Publisher Máirtín Ó Muilleoir says the paper “is blessed with his weekly dispatches”.

He adds: “Fr Des is the conscience of Ireland, with his incisive and searing commentary leavened with uplifting humour and faith in the heavens and humanity.”

Creativity

Fr Wilson says “people in West Belfast were held down and all the inventiveness and creativity and joy of life was strictly confined but now there is release to a great extent and that creativity and inventiveness and entrepreneurship is waiting to burst out.”

He adds, tellingly: “There is a parallel with the Church.”

To reinforce the point he recalls that Féile an Phobail, the widely acclaimed and highly successful West Belfast Festival, which starts today, was founded in 1988 as a healthy alternative to the unruly commemoration of internment.

“If people can do that with a political event what could we not do with the Church?”

As a pacifist he rejects the argument that he should have told the IRA they were doing wrong, putting him at odds with his friend, Cardinal Cahal Daly, while not wishing to discuss their differences.

“The whole town was telling them [the IRA] that and it got us nowhere.
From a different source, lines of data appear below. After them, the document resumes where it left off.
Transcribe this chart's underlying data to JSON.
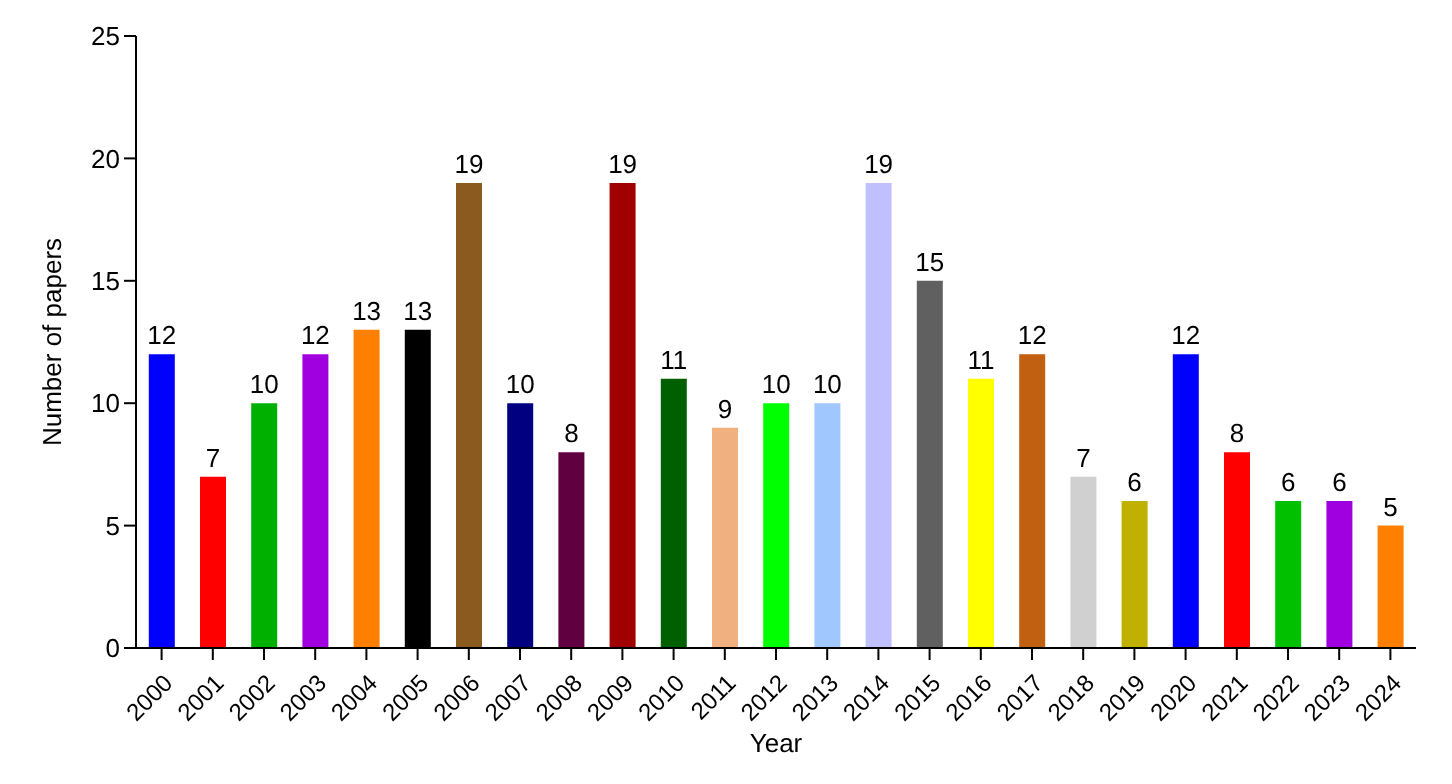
{
  "chart_data": {
    "type": "bar",
    "xlabel": "Year",
    "ylabel": "Number of papers",
    "categories": [
      "2000",
      "2001",
      "2002",
      "2003",
      "2004",
      "2005",
      "2006",
      "2007",
      "2008",
      "2009",
      "2010",
      "2011",
      "2012",
      "2013",
      "2014",
      "2015",
      "2016",
      "2017",
      "2018",
      "2019",
      "2020",
      "2021",
      "2022",
      "2023",
      "2024"
    ],
    "values": [
      12,
      7,
      10,
      12,
      13,
      13,
      19,
      10,
      8,
      19,
      11,
      9,
      10,
      10,
      19,
      15,
      11,
      12,
      7,
      6,
      12,
      8,
      6,
      6,
      5
    ],
    "colors": [
      "#0000ff",
      "#ff0000",
      "#00b000",
      "#a000e0",
      "#ff8000",
      "#000000",
      "#8b5a1e",
      "#000080",
      "#600040",
      "#a00000",
      "#006000",
      "#f0b080",
      "#00ff00",
      "#a0c8ff",
      "#c0c0ff",
      "#606060",
      "#ffff00",
      "#c06010",
      "#d0d0d0",
      "#c0b000",
      "#0000ff",
      "#ff0000",
      "#00c000",
      "#a000e0",
      "#ff8000"
    ],
    "ylim": [
      0,
      25
    ],
    "yticks": [
      0,
      5,
      10,
      15,
      20,
      25
    ],
    "grid": false,
    "legend": false,
    "data_labels": true
  }
}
The business of a Christian is to say and to show that there is a better way. Condemnation, as far as I can see in my whole life, never did a halfpenny worth of good.”

He has always believed in dialogue and saw the Sixties as a decade of “great hope because so many people were talking to each other, you had even Unionists in the Felons Club” and praises Ulster Television for hosting constructive discussions to which he often contributed.

Recalling the Unionists flying the Union Flag at half-mast at Belfast City Hall after the death of Pope St John XXIII in 1963, he interpreted that probably more as “a gesture of friendship to their Catholic neighbours” than actually honouring the life of the Pope.

“It was part of the atmosphere of the times.”

Change

Regarding the future of the Church, Fr Wilson insists that change can only come “from the bottom up and not from the top”.

While Pope Francis “is very encouraging” the structures of the Church mean he “could be replaced by a high conservative” and the only safeguard against that “down the line” is “public opinion”.

When a priest is silenced, he says, the “most useful thing people can do is not to hammer on doors in high places but to invite them to speak in their local community”. He is looking forward to welcoming Fr Tony Flannery CSsR to the West Belfast Festival.

Change does come in the Church but “very gradually”, but as evidence he notes that the new Irish Catholic Catechism for Adults “is simply saying that the word transubstantiation has been used since the Middle Ages but it does not say we are committed to it or not”.

Asked, he says he absolutely believes in the Real Presence.

He also finds it interesting that there was “no upheaval of wonderment” when Archbishop Diarmuid Martin said recently that Hell “could be possible”.

Why has he stayed in the Church through thick and thin?

Fr Des says: “It’s because I believe in it [the Church]. I believe the Church has tremendous possibility for good.”

One senses he would have been like a fish out of water had he not “retired” and remained where he was in a conventional parish ministry nearly 40 years ago in 1975.

“I am very happy. The amount of conforming to practices that you believe are against the spirit of what you are doing, would have been very, very difficult.”